“Thinking Images”: Video Essays and Videographic Works

90 Minutes

“Thinking Images”: Video Essays and Videographic Works

90 Minutes

This new section of the Festival is intended to serve as a platform for the presentation of prominent and innovative examples of video essays and videographic works, and encourage dialogue among the fields of film and media production, criticism and scholarship.

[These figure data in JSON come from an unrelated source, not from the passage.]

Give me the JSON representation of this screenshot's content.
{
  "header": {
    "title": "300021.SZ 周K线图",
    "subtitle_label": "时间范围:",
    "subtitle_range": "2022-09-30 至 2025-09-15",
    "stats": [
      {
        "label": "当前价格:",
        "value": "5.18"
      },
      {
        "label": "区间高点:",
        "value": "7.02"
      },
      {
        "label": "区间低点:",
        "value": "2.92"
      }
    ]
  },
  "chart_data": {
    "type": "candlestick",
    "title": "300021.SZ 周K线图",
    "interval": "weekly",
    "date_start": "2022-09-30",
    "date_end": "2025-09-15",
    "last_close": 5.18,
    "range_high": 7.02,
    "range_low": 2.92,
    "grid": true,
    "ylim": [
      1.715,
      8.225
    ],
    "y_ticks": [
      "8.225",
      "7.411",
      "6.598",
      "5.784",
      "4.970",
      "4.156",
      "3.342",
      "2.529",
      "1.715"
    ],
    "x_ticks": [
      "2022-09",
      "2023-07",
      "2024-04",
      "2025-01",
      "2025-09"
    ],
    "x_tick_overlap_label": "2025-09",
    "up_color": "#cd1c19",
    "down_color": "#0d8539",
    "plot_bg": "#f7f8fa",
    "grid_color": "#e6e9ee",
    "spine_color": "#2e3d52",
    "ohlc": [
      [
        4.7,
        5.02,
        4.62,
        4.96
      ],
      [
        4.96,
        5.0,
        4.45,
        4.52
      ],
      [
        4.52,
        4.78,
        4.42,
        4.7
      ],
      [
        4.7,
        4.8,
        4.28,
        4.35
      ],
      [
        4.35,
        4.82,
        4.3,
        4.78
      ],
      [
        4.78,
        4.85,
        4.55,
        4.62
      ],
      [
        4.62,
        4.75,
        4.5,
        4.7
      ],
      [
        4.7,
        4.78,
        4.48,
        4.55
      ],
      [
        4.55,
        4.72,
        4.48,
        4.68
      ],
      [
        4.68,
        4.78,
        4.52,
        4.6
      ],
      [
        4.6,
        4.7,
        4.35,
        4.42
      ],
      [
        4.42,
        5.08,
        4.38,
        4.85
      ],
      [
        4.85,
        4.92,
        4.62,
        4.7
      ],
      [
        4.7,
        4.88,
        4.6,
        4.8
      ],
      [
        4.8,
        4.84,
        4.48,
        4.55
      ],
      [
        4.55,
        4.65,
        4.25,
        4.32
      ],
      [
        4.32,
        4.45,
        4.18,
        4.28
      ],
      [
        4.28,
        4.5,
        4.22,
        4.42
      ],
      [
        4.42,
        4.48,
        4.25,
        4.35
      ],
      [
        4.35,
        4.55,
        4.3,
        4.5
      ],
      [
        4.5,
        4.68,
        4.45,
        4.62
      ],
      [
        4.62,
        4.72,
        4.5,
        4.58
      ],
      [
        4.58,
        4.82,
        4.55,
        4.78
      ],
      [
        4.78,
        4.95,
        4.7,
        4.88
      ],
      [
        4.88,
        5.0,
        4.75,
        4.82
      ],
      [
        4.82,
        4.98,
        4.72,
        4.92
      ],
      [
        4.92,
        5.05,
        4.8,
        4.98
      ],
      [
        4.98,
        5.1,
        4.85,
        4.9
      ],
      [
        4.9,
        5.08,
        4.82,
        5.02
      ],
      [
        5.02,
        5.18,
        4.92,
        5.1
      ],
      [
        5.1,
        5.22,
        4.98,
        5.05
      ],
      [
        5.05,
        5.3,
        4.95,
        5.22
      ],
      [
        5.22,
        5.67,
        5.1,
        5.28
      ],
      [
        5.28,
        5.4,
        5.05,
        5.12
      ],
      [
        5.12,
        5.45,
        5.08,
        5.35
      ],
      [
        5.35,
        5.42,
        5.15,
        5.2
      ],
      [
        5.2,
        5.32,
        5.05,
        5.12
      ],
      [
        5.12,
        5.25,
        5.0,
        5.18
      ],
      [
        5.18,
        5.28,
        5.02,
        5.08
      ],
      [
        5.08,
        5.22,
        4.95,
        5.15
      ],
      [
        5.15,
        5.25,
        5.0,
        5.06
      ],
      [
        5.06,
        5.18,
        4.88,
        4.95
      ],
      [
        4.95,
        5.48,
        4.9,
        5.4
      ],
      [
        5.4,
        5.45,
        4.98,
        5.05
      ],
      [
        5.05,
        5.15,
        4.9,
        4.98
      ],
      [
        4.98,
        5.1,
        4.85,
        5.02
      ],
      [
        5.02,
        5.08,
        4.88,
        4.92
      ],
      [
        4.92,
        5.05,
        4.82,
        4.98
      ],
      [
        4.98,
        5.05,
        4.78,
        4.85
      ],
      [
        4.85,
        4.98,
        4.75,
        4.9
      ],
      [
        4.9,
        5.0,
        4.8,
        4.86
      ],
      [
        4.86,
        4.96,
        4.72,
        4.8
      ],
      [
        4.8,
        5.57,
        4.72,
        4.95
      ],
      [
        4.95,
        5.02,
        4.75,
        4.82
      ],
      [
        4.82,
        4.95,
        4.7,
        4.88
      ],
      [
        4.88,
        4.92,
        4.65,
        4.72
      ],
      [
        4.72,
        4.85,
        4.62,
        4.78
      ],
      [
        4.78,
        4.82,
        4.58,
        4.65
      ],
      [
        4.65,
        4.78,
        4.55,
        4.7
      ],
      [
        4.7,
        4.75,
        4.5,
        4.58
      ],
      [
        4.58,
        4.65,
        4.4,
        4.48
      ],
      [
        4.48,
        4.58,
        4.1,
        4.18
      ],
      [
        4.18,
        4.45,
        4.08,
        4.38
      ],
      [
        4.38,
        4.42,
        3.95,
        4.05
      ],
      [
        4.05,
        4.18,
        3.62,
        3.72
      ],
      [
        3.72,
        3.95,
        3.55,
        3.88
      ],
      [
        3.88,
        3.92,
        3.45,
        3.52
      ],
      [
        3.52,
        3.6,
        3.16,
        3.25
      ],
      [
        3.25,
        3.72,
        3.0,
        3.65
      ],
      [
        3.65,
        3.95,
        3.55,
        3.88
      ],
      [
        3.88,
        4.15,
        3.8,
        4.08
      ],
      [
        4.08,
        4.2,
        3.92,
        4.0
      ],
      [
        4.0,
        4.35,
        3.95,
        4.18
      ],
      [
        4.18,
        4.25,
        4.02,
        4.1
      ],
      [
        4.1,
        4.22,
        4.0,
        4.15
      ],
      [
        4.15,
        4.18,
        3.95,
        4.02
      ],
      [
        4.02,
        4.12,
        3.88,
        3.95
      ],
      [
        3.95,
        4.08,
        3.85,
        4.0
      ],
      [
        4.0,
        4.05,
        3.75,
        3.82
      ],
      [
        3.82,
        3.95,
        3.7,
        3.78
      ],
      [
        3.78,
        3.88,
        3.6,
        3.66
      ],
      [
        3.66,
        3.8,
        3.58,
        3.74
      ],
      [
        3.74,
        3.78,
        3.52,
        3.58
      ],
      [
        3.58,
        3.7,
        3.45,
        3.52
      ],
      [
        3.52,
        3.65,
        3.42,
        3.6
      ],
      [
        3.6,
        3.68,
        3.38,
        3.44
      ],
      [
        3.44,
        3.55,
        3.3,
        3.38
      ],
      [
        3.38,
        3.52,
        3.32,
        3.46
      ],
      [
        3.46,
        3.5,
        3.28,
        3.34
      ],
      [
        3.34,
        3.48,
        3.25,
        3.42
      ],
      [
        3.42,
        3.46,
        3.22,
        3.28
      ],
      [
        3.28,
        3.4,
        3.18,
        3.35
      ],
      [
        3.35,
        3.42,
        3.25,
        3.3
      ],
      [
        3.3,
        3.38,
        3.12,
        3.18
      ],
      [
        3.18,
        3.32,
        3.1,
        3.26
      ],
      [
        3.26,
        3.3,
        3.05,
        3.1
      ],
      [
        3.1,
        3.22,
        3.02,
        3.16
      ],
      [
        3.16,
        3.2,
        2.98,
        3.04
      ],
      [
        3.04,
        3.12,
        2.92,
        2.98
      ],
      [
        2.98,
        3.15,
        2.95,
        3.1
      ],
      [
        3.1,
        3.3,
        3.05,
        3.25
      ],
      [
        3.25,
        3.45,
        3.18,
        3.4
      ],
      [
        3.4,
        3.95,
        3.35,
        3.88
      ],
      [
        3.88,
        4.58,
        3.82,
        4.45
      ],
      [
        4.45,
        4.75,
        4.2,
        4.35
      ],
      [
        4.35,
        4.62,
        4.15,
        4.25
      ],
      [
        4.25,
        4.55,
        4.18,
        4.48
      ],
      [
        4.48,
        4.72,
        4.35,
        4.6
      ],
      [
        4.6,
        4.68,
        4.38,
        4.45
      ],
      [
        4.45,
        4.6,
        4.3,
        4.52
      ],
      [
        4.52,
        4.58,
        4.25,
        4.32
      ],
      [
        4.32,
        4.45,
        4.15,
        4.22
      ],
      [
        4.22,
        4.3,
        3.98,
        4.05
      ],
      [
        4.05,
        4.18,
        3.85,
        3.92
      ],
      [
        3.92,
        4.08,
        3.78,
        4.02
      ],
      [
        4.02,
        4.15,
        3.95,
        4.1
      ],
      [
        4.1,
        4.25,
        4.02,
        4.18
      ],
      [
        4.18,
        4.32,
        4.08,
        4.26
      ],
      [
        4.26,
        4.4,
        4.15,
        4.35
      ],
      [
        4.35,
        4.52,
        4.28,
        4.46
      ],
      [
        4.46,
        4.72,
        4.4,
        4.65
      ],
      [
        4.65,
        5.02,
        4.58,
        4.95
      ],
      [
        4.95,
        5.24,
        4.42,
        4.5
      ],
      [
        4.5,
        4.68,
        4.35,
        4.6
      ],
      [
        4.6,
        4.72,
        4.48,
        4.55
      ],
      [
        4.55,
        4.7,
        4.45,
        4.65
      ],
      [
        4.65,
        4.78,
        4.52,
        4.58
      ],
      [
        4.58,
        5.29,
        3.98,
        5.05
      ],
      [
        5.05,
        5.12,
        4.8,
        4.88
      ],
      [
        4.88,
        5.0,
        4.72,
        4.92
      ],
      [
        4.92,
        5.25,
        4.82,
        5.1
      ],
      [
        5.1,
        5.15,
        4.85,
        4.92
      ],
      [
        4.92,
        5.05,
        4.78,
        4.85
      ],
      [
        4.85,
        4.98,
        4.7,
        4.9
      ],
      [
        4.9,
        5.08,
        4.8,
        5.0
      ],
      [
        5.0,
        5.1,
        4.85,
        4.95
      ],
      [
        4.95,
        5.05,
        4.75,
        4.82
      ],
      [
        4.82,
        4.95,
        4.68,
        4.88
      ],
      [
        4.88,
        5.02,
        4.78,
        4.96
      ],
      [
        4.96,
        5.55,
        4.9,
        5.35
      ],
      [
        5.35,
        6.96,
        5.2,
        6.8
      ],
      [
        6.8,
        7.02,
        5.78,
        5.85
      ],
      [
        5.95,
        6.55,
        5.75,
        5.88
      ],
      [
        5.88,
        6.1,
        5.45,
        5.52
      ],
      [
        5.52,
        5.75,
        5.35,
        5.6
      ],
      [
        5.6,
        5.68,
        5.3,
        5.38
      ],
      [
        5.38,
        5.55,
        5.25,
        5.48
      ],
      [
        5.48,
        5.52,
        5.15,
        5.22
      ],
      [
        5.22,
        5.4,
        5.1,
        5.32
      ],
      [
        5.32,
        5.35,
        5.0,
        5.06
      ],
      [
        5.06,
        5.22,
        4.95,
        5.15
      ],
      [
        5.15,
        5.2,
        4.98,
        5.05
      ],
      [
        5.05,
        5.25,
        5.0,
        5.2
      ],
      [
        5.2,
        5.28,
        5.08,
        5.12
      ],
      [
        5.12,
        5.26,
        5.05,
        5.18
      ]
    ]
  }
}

Video - or audiovisual - essays have become a highly popular form of online media criticism in the 21st century and have in recent years been increasingly incorporated into academic circles. Audiovisual essays allow expression of thoughts and engagement in media using audiovisual means, rather than through the written language alone, as in traditional essays and critical writings. These works thus provide expression in accessible, audiovisual form, to cinephilic, critical and scholarly impulses. 

The section aims to highlight diverse videographic forms, showcasing works that are distinctive and that employ innovative rhetoric and stylistic approaches in expressing their ideas. The audiovisual essays curated for this program were created by students, teachers, scholars and filmmakers alike and were selected from dozens of submissions from all over the world. 

The program:

Haptic Malick by Chiara Berrevoets (Belgium, 2019, 6 minutes)

TERROR NULLIUS Unmixed by Caitlin Lynch (New-Zealand, 2019, 13 minutes)

Power Trip by Christopher Boulton (USA, 2018, 10 minutes)

Flânerie 2.0 by Chloé Galibert-Laîné (France, 2018, 11 minutes)

Occupying Time: The Battle of Algiers by Alan O'Leary (USA/Denmark, 2019, 6 minutes)

Dazed and Confused - Structure of Adolescence by Maayan Gutterman (USA/Israel, 2018, 7 minutes)

The essays screened are in English and/or accompanied by English subtitles.